Sustainability was also very high up the agenda among all the exhibitors, which was good to see coming to the fore. Fespa is a leadership organisation so we have a role to play with the wider community, and first and foremost we will do that at the events. We took a strong stance on waste during the exhibition: we collaborated with print partners such as Probo to organise recycling of banner materials, and all of the feature areas built by Fespa will be recycled – there’s nothing going to waste from those. We also collaborated with exhibitors and banned the use of chipboard for the event.

Next year we’re going back to Berlin. In terms of the location, it’s good for the eastern European markets and the German market, but also strategically we’ve built a very strong and good relationship with the venue. We like to be committed to venues that we’ve worked with and that will be part of Fespa’s sustainability process. Our exhibitors and visitors also know the experience and they get familiar with the event.

The Fespa Awards will be back next year, and we’re always keeping on top of trends in the industry so we’ll be evaluating the direction where Fespa will go in terms of what features we will have.


What did you think of this year’s show?

Nicole Spencer, managing director, RMC Digital Print

“I really enjoyed the show this year. Everyone seemed excited about DTF, which isn’t our market but interesting to see. The Personalisation Experience was busy and showed different possibilities. I had meetings with various European associations and was introduced to other wide-format printers from different countries. We were able to swap best practice and discuss new ideas. The great thing about attending the Fespa exhibition is the Fespa family feeling when you get there.

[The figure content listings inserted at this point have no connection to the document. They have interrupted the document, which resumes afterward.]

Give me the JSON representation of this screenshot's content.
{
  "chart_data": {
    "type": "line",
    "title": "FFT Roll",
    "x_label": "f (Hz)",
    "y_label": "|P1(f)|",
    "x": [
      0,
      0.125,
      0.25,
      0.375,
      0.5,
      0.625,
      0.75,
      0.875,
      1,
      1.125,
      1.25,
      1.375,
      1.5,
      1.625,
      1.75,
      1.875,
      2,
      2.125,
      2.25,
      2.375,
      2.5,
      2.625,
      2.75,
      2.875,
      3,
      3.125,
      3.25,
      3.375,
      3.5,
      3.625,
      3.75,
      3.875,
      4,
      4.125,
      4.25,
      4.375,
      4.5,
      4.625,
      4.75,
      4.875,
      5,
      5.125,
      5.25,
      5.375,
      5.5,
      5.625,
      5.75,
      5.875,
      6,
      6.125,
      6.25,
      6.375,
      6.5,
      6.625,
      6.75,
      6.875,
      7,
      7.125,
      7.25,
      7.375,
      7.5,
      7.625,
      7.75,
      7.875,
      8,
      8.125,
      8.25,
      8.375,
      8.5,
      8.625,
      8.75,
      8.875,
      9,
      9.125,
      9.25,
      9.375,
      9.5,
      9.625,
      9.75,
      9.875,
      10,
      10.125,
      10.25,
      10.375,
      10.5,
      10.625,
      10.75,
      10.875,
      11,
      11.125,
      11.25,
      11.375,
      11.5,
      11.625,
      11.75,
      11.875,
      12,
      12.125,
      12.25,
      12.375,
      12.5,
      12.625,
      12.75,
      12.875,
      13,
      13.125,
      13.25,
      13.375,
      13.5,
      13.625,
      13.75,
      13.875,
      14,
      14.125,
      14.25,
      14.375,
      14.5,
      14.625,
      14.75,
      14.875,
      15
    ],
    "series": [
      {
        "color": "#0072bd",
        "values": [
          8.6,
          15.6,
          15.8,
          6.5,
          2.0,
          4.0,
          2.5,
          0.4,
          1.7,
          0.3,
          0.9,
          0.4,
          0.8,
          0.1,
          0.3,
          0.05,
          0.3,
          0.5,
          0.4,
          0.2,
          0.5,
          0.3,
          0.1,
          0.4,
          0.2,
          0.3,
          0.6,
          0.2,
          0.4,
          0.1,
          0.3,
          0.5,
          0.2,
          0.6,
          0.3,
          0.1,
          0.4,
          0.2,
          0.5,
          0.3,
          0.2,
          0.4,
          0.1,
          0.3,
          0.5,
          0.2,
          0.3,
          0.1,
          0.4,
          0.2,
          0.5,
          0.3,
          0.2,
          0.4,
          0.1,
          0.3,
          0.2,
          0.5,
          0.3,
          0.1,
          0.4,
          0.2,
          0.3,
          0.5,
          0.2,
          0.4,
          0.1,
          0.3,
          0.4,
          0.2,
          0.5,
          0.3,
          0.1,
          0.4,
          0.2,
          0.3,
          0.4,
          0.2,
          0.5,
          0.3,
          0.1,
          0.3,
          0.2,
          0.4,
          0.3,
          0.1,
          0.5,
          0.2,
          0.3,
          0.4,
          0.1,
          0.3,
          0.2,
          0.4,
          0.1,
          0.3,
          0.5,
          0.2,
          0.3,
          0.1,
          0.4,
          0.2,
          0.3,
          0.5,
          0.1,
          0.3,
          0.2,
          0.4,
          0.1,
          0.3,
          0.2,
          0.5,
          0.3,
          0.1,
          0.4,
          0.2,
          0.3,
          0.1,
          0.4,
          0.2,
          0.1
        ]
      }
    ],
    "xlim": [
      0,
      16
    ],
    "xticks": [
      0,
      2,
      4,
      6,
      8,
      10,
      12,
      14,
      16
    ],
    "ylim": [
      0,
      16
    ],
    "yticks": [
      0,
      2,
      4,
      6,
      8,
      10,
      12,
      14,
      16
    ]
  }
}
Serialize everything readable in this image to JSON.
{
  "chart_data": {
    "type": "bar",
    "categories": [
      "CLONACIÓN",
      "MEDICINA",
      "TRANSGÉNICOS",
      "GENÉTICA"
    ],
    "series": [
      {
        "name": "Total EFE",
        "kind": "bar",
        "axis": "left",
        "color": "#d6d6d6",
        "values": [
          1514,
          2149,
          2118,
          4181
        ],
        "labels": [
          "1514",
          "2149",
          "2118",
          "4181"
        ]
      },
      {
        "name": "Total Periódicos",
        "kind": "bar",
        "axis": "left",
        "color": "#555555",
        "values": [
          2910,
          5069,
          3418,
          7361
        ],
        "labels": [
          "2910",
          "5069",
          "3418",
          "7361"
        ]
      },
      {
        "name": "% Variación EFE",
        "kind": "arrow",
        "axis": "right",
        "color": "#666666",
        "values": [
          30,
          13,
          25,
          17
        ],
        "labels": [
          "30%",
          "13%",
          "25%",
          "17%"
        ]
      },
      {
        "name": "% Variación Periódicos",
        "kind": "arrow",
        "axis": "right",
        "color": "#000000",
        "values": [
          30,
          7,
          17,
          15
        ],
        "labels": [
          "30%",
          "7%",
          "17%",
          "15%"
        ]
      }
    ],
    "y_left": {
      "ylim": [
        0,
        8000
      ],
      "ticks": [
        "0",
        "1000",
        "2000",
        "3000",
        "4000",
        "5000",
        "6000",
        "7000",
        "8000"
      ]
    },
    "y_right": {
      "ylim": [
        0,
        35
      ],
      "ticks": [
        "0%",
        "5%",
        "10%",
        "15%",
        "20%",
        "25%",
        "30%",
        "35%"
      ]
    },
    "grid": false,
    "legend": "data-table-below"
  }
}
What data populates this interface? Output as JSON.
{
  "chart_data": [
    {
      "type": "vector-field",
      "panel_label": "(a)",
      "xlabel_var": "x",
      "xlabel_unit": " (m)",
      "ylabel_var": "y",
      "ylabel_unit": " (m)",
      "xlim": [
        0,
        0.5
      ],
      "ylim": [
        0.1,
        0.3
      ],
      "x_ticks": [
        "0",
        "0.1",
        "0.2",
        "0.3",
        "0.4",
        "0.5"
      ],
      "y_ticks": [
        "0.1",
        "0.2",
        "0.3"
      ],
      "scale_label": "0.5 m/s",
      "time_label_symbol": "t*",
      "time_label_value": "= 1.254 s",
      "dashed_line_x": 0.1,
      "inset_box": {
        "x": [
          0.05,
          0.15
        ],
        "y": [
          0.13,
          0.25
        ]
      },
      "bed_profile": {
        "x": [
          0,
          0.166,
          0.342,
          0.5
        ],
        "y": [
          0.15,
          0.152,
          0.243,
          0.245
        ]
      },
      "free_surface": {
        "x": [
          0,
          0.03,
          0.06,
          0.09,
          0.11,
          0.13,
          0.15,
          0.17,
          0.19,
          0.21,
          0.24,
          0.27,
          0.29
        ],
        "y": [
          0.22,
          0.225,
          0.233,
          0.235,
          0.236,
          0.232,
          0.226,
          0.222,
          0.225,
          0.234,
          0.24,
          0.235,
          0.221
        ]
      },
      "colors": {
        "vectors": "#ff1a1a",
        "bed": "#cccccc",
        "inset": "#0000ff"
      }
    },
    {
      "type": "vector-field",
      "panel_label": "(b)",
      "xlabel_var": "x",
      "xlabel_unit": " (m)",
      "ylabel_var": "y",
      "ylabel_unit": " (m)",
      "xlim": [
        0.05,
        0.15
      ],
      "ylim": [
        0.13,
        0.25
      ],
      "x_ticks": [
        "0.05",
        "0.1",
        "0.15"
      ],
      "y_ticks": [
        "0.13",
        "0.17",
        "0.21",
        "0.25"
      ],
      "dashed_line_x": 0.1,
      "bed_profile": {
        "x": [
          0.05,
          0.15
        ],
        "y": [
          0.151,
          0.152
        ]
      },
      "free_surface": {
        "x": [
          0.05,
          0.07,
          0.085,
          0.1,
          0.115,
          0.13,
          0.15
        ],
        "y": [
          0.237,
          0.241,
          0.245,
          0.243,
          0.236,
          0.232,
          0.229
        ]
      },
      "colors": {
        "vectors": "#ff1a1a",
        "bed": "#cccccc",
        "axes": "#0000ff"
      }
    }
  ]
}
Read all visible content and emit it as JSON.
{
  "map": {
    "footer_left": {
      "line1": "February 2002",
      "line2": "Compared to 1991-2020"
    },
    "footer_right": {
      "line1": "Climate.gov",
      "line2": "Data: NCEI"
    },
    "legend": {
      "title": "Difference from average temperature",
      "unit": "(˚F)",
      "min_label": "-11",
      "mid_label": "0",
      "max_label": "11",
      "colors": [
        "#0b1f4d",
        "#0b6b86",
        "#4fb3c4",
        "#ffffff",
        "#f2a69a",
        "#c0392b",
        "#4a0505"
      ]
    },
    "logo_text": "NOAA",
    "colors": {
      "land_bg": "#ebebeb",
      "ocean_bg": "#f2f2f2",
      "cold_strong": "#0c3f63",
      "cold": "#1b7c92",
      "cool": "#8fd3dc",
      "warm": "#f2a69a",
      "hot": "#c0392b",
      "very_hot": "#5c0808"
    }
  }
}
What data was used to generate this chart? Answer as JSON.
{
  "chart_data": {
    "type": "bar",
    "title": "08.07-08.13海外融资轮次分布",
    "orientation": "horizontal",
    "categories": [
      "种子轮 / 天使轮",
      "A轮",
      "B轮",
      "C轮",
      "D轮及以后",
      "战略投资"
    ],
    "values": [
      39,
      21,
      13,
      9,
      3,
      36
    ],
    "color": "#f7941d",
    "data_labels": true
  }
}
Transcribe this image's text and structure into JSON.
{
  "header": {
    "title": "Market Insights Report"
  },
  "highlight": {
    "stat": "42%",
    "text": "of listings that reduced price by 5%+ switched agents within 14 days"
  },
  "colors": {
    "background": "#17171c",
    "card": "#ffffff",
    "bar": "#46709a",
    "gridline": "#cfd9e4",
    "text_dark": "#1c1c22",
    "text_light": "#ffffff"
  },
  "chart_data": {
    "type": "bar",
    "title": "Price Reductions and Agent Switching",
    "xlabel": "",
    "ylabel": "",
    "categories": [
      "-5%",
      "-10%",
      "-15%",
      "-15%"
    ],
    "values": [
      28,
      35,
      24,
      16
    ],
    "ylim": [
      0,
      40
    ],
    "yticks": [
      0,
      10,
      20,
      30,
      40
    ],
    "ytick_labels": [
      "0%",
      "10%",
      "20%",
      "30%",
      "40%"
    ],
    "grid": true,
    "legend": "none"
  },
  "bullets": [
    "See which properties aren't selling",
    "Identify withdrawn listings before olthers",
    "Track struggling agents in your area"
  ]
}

It is more than a trade show, with a lot of collaboration and a buzz about the place.”

Lauren Brown, client service manager for film and television, Stylo Graphics, Fespa Next Generation member

“I was lucky enough to attend thanks to Fespa UK’s Next Generation initiative. It was my first time, and nothing can prepare you for how extensive and wide-ranging it is. It was brilliant to be out networking with like-minded people. It was really an unforgettable few days, packed with learning, networking, and a lot of walking! I noticed that a lot of people were very eager to discuss ways to entice the younger generation into print, so it was nice to be able to share my knowledge on this particular topic.”

Isabel Shanahan, junior Mac operator, Imageco, Fespa Next Generation member

“It was an eye-opening few days for me, in which I was fully immersed in the world of print. I was able to gain so much knowledge and make some brilliant connections. Sustainability within print seemed to be a huge factor that exhibitors were focused on at the Global Print Expo – this could be a promising insight into the future of print. I could never forget the excitement of walking around the Expo for the first time, it really put into perspective the vast opportunities available in print!”